The two periods following my class today, periods 8 and 9, the last two of the day, are set aside every Monday for a “weekly test,” according to the timetable of the school. I was told that the students write two 40-minute tests and the subjects rotate from week to week. However, I have yet to see any testing actually go on during this 80 minute period. Today was no different as after period 7, the day seemed to be over. The students got their lunches from the cookhouse, ate, and started cleaning the school. The only difference I see in Mondays is that everyone treats it as a day to move things up by 80 minutes and go home earlier!

With the headmaster away this afternoon, the teachers all took off before the normal 3:30 quitting time. The away time of the headmaster seems quite ridiculous to me. I never kept track of how much the principal was in school during any of my practicums, but it must have been more than the 15-20% that the headmaster is here this month.
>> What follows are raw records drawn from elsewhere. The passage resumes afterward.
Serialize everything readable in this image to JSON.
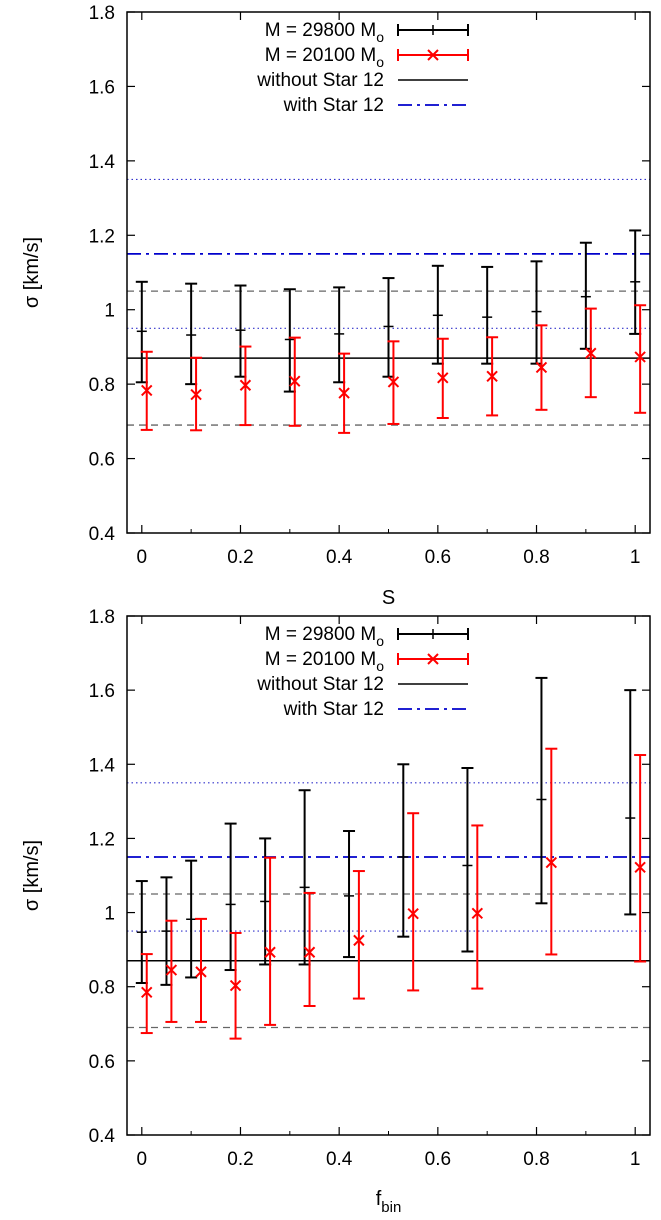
{
  "chart_data": [
    {
      "type": "scatter",
      "xlabel": "S",
      "ylabel": "σ [km/s]",
      "xlim": [
        -0.03,
        1.03
      ],
      "ylim": [
        0.4,
        1.8
      ],
      "xticks": [
        "0",
        "0.2",
        "0.4",
        "0.6",
        "0.8",
        "1"
      ],
      "xtick_values": [
        0,
        0.2,
        0.4,
        0.6,
        0.8,
        1
      ],
      "yticks": [
        "0.4",
        "0.6",
        "0.8",
        "1",
        "1.2",
        "1.4",
        "1.6",
        "1.8"
      ],
      "ytick_values": [
        0.4,
        0.6,
        0.8,
        1,
        1.2,
        1.4,
        1.6,
        1.8
      ],
      "legend": {
        "placement": "top-left",
        "entries": [
          {
            "label": "M = 29800 M",
            "subscript": "o",
            "style": "black-errorbar"
          },
          {
            "label": "M = 20100 M",
            "subscript": "o",
            "style": "red-errorbar-x"
          },
          {
            "label": "without Star 12",
            "style": "black-solid"
          },
          {
            "label": "with Star 12",
            "style": "blue-dashdot"
          }
        ]
      },
      "reference_lines": [
        {
          "name": "without Star 12",
          "y": 0.87,
          "style": "black-solid"
        },
        {
          "name": "with Star 12",
          "y": 1.15,
          "style": "blue-dashdot"
        },
        {
          "y": 0.69,
          "style": "gray-dashed"
        },
        {
          "y": 1.05,
          "style": "gray-dashed"
        },
        {
          "y": 0.95,
          "style": "blue-dotted"
        },
        {
          "y": 1.35,
          "style": "blue-dotted"
        }
      ],
      "series": [
        {
          "name": "M = 29800 M",
          "color": "#000000",
          "marker": "tick",
          "x": [
            0.0,
            0.1,
            0.2,
            0.3,
            0.4,
            0.5,
            0.6,
            0.7,
            0.8,
            0.9,
            1.0
          ],
          "y": [
            0.942,
            0.932,
            0.945,
            0.92,
            0.935,
            0.955,
            0.985,
            0.98,
            0.995,
            1.035,
            1.075
          ],
          "y_low": [
            0.805,
            0.8,
            0.82,
            0.78,
            0.805,
            0.82,
            0.855,
            0.855,
            0.855,
            0.895,
            0.935
          ],
          "y_high": [
            1.075,
            1.07,
            1.065,
            1.055,
            1.06,
            1.085,
            1.118,
            1.115,
            1.13,
            1.18,
            1.213
          ]
        },
        {
          "name": "M = 20100 M",
          "color": "#ff0000",
          "marker": "x",
          "x": [
            0.01,
            0.11,
            0.21,
            0.31,
            0.41,
            0.51,
            0.61,
            0.71,
            0.81,
            0.91,
            1.01
          ],
          "y": [
            0.783,
            0.772,
            0.797,
            0.808,
            0.776,
            0.806,
            0.817,
            0.821,
            0.845,
            0.883,
            0.873
          ],
          "y_low": [
            0.677,
            0.676,
            0.69,
            0.688,
            0.669,
            0.693,
            0.709,
            0.716,
            0.731,
            0.765,
            0.723
          ],
          "y_high": [
            0.887,
            0.871,
            0.901,
            0.925,
            0.882,
            0.915,
            0.922,
            0.926,
            0.958,
            1.003,
            1.012
          ]
        }
      ]
    },
    {
      "type": "scatter",
      "xlabel": "f",
      "xlabel_subscript": "bin",
      "ylabel": "σ [km/s]",
      "xlim": [
        -0.03,
        1.03
      ],
      "ylim": [
        0.4,
        1.8
      ],
      "xticks": [
        "0",
        "0.2",
        "0.4",
        "0.6",
        "0.8",
        "1"
      ],
      "xtick_values": [
        0,
        0.2,
        0.4,
        0.6,
        0.8,
        1
      ],
      "yticks": [
        "0.4",
        "0.6",
        "0.8",
        "1",
        "1.2",
        "1.4",
        "1.6",
        "1.8"
      ],
      "ytick_values": [
        0.4,
        0.6,
        0.8,
        1,
        1.2,
        1.4,
        1.6,
        1.8
      ],
      "legend": {
        "placement": "top-left",
        "entries": [
          {
            "label": "M = 29800 M",
            "subscript": "o",
            "style": "black-errorbar"
          },
          {
            "label": "M = 20100 M",
            "subscript": "o",
            "style": "red-errorbar-x"
          },
          {
            "label": "without Star 12",
            "style": "black-solid"
          },
          {
            "label": "with Star 12",
            "style": "blue-dashdot"
          }
        ]
      },
      "reference_lines": [
        {
          "name": "without Star 12",
          "y": 0.87,
          "style": "black-solid"
        },
        {
          "name": "with Star 12",
          "y": 1.15,
          "style": "blue-dashdot"
        },
        {
          "y": 0.69,
          "style": "gray-dashed"
        },
        {
          "y": 1.05,
          "style": "gray-dashed"
        },
        {
          "y": 0.95,
          "style": "blue-dotted"
        },
        {
          "y": 1.35,
          "style": "blue-dotted"
        }
      ],
      "series": [
        {
          "name": "M = 29800 M",
          "color": "#000000",
          "marker": "tick",
          "x": [
            0.0,
            0.05,
            0.1,
            0.18,
            0.25,
            0.33,
            0.42,
            0.53,
            0.66,
            0.81,
            0.99
          ],
          "y": [
            0.947,
            0.95,
            0.982,
            1.022,
            1.03,
            1.068,
            1.045,
            1.15,
            1.127,
            1.305,
            1.255
          ],
          "y_low": [
            0.81,
            0.805,
            0.825,
            0.845,
            0.86,
            0.86,
            0.88,
            0.935,
            0.895,
            1.025,
            0.995
          ],
          "y_high": [
            1.085,
            1.095,
            1.14,
            1.24,
            1.2,
            1.33,
            1.22,
            1.4,
            1.39,
            1.633,
            1.6
          ]
        },
        {
          "name": "M = 20100 M",
          "color": "#ff0000",
          "marker": "x",
          "x": [
            0.01,
            0.06,
            0.12,
            0.19,
            0.26,
            0.34,
            0.44,
            0.55,
            0.68,
            0.83,
            1.01
          ],
          "y": [
            0.785,
            0.845,
            0.84,
            0.803,
            0.893,
            0.893,
            0.925,
            0.997,
            0.998,
            1.135,
            1.122
          ],
          "y_low": [
            0.675,
            0.705,
            0.705,
            0.66,
            0.697,
            0.748,
            0.768,
            0.79,
            0.795,
            0.887,
            0.868
          ],
          "y_high": [
            0.888,
            0.978,
            0.983,
            0.945,
            1.148,
            1.053,
            1.112,
            1.268,
            1.235,
            1.442,
            1.425
          ]
        }
      ]
    }
  ]
}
It seems every morning at breakfast he says, “I have to go into town today.” In my first week I thought, “Okay, he’s got a lot to do this week,” but now that it’s 4 out of every 5 days that he says this, it’s starting to seem a little ridiculous. What’s more, the “work” he is doing is mostly that of an errand boy: collecting this letter, delivering that letter, buying chalk, etc. To boot, instead of heading from home to town, doing what he has to do, and getting back to school by mid-morning, he travels one hour to school (the opposite direction from town), stays for an hour or 90 minutes, and then heads to town and is gone for the rest of the day. I don’t know whether to chalk it up to the faulty system and its lack of resources or whether it’s a matter of poor administration and time management on the part of the headmaster. Likely it’s both. Still, it’s a bit frustrating, even from an observer’s point of view, because he complains about the teacher’s not being present and doing their jobs, but he seems to make little of the required effort to be present at the school to preside over its smooth running.
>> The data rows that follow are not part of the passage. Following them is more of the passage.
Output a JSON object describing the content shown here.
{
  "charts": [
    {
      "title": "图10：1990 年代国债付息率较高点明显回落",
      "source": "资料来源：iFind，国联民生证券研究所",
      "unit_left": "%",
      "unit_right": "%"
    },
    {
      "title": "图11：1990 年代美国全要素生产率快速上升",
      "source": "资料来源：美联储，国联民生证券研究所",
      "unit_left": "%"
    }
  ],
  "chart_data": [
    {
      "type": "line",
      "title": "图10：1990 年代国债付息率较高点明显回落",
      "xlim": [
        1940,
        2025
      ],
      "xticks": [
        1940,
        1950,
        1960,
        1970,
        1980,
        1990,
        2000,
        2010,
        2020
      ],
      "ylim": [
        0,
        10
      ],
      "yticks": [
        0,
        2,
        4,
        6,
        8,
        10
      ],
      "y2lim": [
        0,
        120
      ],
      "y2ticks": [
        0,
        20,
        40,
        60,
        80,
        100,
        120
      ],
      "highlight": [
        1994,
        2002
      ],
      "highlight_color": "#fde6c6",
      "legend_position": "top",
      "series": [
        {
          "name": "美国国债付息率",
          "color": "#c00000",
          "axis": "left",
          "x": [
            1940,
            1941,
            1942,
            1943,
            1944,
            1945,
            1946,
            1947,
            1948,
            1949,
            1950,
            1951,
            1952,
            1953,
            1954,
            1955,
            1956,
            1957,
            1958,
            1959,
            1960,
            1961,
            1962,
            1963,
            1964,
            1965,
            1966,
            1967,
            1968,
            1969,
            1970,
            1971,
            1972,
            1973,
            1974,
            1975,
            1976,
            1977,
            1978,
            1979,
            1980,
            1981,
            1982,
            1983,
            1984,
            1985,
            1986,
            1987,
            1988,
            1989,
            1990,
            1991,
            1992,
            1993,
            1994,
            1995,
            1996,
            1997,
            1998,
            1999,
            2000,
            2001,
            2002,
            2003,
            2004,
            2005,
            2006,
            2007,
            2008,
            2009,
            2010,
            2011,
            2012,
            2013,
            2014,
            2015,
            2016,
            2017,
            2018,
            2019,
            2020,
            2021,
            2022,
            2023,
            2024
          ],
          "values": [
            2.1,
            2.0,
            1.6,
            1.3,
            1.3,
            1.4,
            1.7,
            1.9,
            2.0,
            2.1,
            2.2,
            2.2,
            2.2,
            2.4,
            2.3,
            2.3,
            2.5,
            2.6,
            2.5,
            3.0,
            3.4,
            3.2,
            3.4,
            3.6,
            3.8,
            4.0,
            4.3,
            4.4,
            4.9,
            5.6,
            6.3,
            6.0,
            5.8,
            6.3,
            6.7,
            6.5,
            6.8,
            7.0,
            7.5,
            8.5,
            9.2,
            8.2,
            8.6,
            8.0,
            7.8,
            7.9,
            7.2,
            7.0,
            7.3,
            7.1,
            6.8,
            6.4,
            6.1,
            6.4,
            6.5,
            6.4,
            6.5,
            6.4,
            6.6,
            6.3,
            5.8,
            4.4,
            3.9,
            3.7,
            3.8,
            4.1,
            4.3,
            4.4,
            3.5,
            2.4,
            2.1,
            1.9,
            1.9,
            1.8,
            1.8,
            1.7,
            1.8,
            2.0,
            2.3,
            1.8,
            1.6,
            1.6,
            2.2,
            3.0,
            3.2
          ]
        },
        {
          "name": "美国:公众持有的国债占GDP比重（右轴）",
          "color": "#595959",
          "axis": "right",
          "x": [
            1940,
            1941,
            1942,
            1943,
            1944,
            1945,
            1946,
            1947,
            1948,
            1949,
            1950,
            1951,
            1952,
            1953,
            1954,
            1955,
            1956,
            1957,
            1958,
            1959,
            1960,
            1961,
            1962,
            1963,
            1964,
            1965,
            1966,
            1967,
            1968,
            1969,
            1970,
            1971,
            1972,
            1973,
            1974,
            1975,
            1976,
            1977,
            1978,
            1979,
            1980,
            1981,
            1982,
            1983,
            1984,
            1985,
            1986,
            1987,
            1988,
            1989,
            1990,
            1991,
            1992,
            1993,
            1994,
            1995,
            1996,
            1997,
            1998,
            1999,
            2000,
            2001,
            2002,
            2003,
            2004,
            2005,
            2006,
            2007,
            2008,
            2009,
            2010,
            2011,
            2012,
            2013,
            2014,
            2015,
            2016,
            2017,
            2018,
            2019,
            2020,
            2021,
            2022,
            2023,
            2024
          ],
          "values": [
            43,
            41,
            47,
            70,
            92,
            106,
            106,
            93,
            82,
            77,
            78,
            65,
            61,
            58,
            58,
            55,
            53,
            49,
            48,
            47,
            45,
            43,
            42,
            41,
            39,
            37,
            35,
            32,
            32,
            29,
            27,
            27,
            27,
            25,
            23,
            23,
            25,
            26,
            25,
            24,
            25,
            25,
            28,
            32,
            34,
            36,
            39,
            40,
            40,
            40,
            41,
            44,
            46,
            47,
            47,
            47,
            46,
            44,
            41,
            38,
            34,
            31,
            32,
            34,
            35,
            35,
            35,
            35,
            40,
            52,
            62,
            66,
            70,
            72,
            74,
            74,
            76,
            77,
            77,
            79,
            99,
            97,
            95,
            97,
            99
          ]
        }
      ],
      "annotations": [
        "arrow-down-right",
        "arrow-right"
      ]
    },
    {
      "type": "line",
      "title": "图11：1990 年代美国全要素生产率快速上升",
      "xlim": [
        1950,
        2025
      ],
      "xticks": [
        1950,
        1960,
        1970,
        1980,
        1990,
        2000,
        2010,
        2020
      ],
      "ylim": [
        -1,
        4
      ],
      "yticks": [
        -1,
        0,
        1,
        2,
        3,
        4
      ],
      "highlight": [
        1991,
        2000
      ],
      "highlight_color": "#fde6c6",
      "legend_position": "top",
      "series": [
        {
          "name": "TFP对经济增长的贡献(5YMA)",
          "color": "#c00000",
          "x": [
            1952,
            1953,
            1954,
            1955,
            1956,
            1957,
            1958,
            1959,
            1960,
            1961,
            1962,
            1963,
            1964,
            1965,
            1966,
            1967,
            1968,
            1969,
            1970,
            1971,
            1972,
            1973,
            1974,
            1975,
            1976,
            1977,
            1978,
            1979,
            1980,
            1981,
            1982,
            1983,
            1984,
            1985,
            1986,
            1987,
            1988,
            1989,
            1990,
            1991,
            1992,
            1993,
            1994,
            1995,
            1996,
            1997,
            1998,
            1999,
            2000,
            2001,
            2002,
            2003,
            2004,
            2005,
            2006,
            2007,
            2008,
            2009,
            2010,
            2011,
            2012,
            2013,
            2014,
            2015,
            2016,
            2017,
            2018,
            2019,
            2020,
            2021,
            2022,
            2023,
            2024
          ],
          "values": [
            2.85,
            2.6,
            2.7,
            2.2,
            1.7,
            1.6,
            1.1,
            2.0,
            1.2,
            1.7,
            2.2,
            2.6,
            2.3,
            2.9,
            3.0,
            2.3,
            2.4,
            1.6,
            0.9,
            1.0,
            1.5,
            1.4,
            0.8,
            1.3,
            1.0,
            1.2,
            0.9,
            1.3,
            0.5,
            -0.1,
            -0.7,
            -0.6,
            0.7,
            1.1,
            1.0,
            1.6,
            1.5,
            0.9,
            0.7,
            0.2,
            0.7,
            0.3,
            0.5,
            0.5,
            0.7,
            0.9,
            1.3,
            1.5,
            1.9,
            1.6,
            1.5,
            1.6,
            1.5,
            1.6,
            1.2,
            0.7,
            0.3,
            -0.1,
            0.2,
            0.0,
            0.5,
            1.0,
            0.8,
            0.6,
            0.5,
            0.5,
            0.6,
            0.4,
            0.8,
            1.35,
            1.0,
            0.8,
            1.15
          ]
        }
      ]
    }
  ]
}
As for me, as I mentioned above, term exams begin next week. This was popped on me as a bit of a surprise, especially so because when I discussed my schedule at the school with both the English teachers and the headmaster just three weeks ago, all of them agreed happily to my teaching the Form Is for the first two weeks and the Form IIs for the second two weeks. None of them mentioned that my final teaching week would be taken up with term exams. So instead of teaching, I will be invigilating exams. Unfortunately, it means the Form IIs miss out on a week of my teaching, and they already expressed a little displeasure in the disparity between them and the Form Is. As it is now, I will have just three double periods with each of the Form II classes.
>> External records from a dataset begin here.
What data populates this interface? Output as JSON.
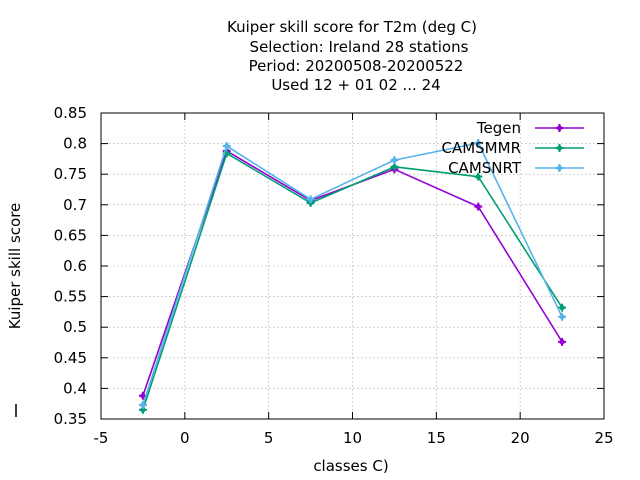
{
  "chart_data": {
    "type": "line",
    "title_lines": [
      "Kuiper skill score  for T2m (deg C)",
      "Selection: Ireland     28 stations",
      "Period: 20200508-20200522",
      "Used  12 + 01 02 ... 24"
    ],
    "xlabel": "classes C)",
    "ylabel": "Kuiper skill score",
    "xlim": [
      -5,
      25
    ],
    "ylim": [
      0.35,
      0.85
    ],
    "xticks": [
      -5,
      0,
      5,
      10,
      15,
      20,
      25
    ],
    "yticks": [
      0.35,
      0.4,
      0.45,
      0.5,
      0.55,
      0.6,
      0.65,
      0.7,
      0.75,
      0.8,
      0.85
    ],
    "ytick_labels": [
      "0.35",
      "0.4",
      "0.45",
      "0.5",
      "0.55",
      "0.6",
      "0.65",
      "0.7",
      "0.75",
      "0.8",
      "0.85"
    ],
    "grid": true,
    "legend_position": "top-right",
    "x": [
      -2.5,
      2.5,
      7.5,
      12.5,
      17.5,
      22.5
    ],
    "series": [
      {
        "name": "Tegen",
        "color": "#9400d3",
        "values": [
          0.388,
          0.788,
          0.707,
          0.758,
          0.697,
          0.476
        ]
      },
      {
        "name": "CAMSMMR",
        "color": "#009e73",
        "values": [
          0.365,
          0.784,
          0.703,
          0.762,
          0.746,
          0.532
        ]
      },
      {
        "name": "CAMSNRT",
        "color": "#56b4e9",
        "values": [
          0.373,
          0.796,
          0.709,
          0.773,
          0.801,
          0.517
        ]
      }
    ]
  }
}
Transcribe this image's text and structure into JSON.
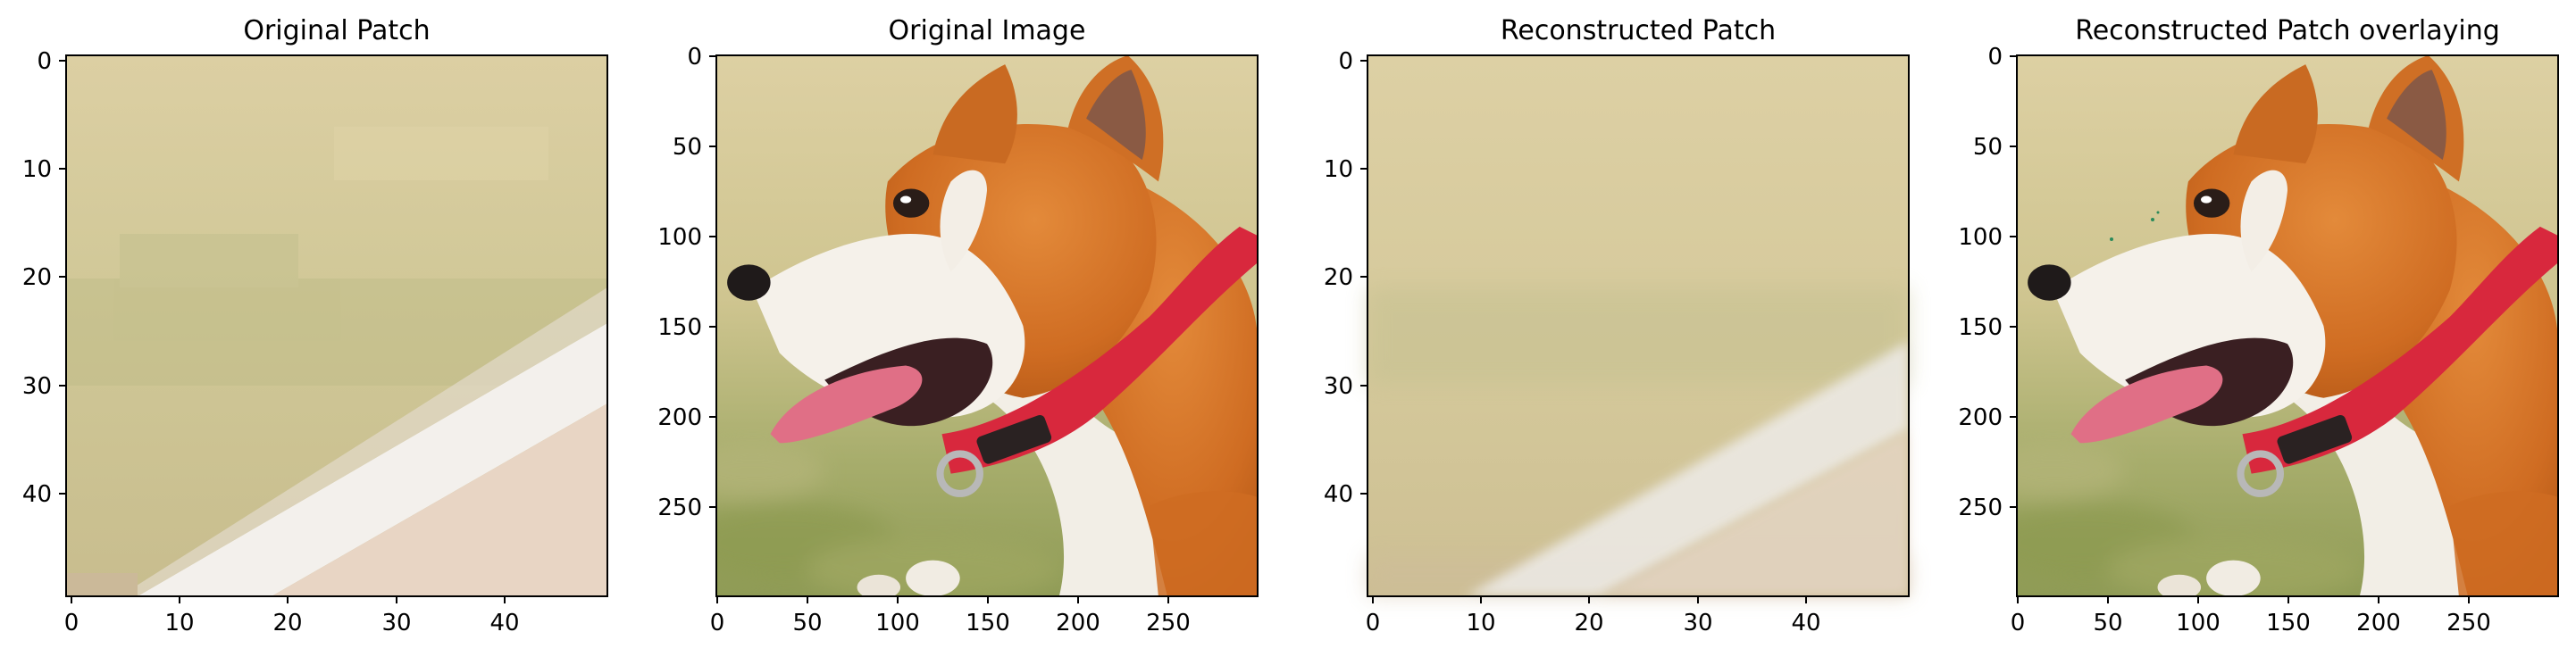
{
  "figure": {
    "panels": [
      {
        "title": "Original Patch",
        "image": "original-patch",
        "x_range": [
          0,
          50
        ],
        "y_range": [
          0,
          50
        ],
        "x_ticks": [
          0,
          10,
          20,
          30,
          40
        ],
        "y_ticks": [
          0,
          10,
          20,
          30,
          40
        ]
      },
      {
        "title": "Original Image",
        "image": "original-image",
        "x_range": [
          0,
          300
        ],
        "y_range": [
          0,
          300
        ],
        "x_ticks": [
          0,
          50,
          100,
          150,
          200,
          250
        ],
        "y_ticks": [
          0,
          50,
          100,
          150,
          200,
          250
        ]
      },
      {
        "title": "Reconstructed Patch",
        "image": "reconstructed-patch",
        "x_range": [
          0,
          50
        ],
        "y_range": [
          0,
          50
        ],
        "x_ticks": [
          0,
          10,
          20,
          30,
          40
        ],
        "y_ticks": [
          0,
          10,
          20,
          30,
          40
        ]
      },
      {
        "title": "Reconstructed Patch overlaying",
        "image": "reconstructed-overlay",
        "x_range": [
          0,
          300
        ],
        "y_range": [
          0,
          300
        ],
        "x_ticks": [
          0,
          50,
          100,
          150,
          200,
          250
        ],
        "y_ticks": [
          0,
          50,
          100,
          150,
          200,
          250
        ]
      }
    ]
  },
  "colors": {
    "background": "#ffffff",
    "grass_light": "#d8c99a",
    "grass_green": "#b7b27d",
    "fur_orange": "#d9792a",
    "fur_white": "#f4f0ea",
    "collar_red": "#d8283d",
    "tongue": "#e06f86"
  }
}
This week’s lessons will really feel the pinch of the lack of resources. The topic in the curriculum is something like “extracting information from the media,” and the curriculum lists television, radio, newspaper and internet as the examples of media to be used. HA! This proves extremely hard to teach when you have no media resources whatsoever. Internet, television and radio are out of the question as the school has none of these resources – not even the electricity to power them! And you can’t ask students to do anything at home because most of them don’t have televisions or radios or even power there either! Even with the newspaper, it’s very difficult to teach concepts and techniques when you can’t even make copies of the same document (or display it in any way) so that everyone is talking about the same thing! I have about 45 students in each class and will have to figure out some way to each information gathering techniques without the benefit of a common example (short of copying an entire newspaper article on to the board!)

Maybe with a flashlight and a pair of glasses from a student I can McGyver some kind of overhead projector?